Fim dos estaduais – Será mesmo uma solução?

Foto: Dhavid Normando / Futura Press
Foto: Dhavid Normando / Futura Press

No último de semana tivemos as fases decisivas estaduais dos grandes estados como Rio de Janeiro, São Paulo, Minas Gerais e  Rio Grande do Sul.  Eu não me lembro de ter havido uma rodada do campeonato brasileiro de pontos corridos com tanta emoção. então será mesmo que o fim do estaduais é uma solução?

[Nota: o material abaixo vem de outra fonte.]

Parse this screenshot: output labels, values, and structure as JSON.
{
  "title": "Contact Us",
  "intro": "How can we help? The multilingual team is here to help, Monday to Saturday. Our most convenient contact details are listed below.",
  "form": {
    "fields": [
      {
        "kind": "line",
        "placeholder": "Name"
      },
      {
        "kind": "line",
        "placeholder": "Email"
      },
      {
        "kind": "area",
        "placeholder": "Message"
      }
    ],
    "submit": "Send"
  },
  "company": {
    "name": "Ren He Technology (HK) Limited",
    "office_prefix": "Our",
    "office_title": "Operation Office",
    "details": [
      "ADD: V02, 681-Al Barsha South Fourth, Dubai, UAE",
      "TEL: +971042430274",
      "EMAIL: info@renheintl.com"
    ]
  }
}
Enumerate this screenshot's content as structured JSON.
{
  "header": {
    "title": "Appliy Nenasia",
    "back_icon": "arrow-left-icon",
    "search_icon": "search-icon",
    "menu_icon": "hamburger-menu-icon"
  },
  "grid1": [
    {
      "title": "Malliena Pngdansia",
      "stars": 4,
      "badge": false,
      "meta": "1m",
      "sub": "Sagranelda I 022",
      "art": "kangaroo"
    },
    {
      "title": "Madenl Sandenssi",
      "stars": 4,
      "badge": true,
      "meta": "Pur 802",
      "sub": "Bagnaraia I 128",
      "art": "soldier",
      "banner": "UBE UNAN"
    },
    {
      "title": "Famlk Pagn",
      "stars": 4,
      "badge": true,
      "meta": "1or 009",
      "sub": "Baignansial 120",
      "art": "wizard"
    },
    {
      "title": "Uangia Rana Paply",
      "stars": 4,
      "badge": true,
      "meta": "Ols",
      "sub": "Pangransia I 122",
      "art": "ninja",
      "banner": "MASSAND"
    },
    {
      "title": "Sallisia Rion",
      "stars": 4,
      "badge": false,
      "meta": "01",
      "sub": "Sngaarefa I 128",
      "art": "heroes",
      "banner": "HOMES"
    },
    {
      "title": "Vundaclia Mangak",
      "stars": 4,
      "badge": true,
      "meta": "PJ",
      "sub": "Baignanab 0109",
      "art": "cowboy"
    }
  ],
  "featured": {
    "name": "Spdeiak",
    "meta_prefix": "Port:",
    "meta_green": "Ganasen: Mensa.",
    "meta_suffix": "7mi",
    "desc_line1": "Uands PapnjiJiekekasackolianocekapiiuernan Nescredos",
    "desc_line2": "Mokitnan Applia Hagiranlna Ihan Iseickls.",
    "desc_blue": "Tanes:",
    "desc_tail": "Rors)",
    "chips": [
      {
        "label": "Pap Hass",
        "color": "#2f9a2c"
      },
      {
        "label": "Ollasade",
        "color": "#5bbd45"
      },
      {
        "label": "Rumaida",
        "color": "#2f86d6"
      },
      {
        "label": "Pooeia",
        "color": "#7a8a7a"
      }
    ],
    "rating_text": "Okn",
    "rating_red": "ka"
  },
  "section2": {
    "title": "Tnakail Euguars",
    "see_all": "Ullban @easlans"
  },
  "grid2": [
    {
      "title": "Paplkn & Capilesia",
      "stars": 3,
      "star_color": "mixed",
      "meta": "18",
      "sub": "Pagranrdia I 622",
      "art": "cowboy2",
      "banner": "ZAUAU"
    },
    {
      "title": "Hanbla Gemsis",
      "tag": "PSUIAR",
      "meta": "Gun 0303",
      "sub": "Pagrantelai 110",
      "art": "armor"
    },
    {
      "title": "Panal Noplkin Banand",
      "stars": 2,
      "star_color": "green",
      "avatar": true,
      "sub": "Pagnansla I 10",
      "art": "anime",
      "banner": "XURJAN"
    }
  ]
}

Quem defende o fim do estadual fala muito do prejuízo financeiro das grandes equipes que fazem jogos menores com poucos torcedores e longe de suas casas, por outro lado aqueles que defendem estaduais citam os times pequenos que só tem esse caminho para conseguir visibilidade, patrocínio e renda para os jogadores e outros profissionais envolvidos. os dois  lados têm razão e ficar na briga entre um ponto e outro não vai nos levar nada, temos que buscar o meio termo para isso

A minha ideia é que os pequenos participem de uma primeira fase somente entre eles. Essa etapa valeria classificação para a fase final com os grandes e vagas para competições nacionais como Série D, Copa do Brasil e os regionais como Copa do Nordeste e Copa Verde.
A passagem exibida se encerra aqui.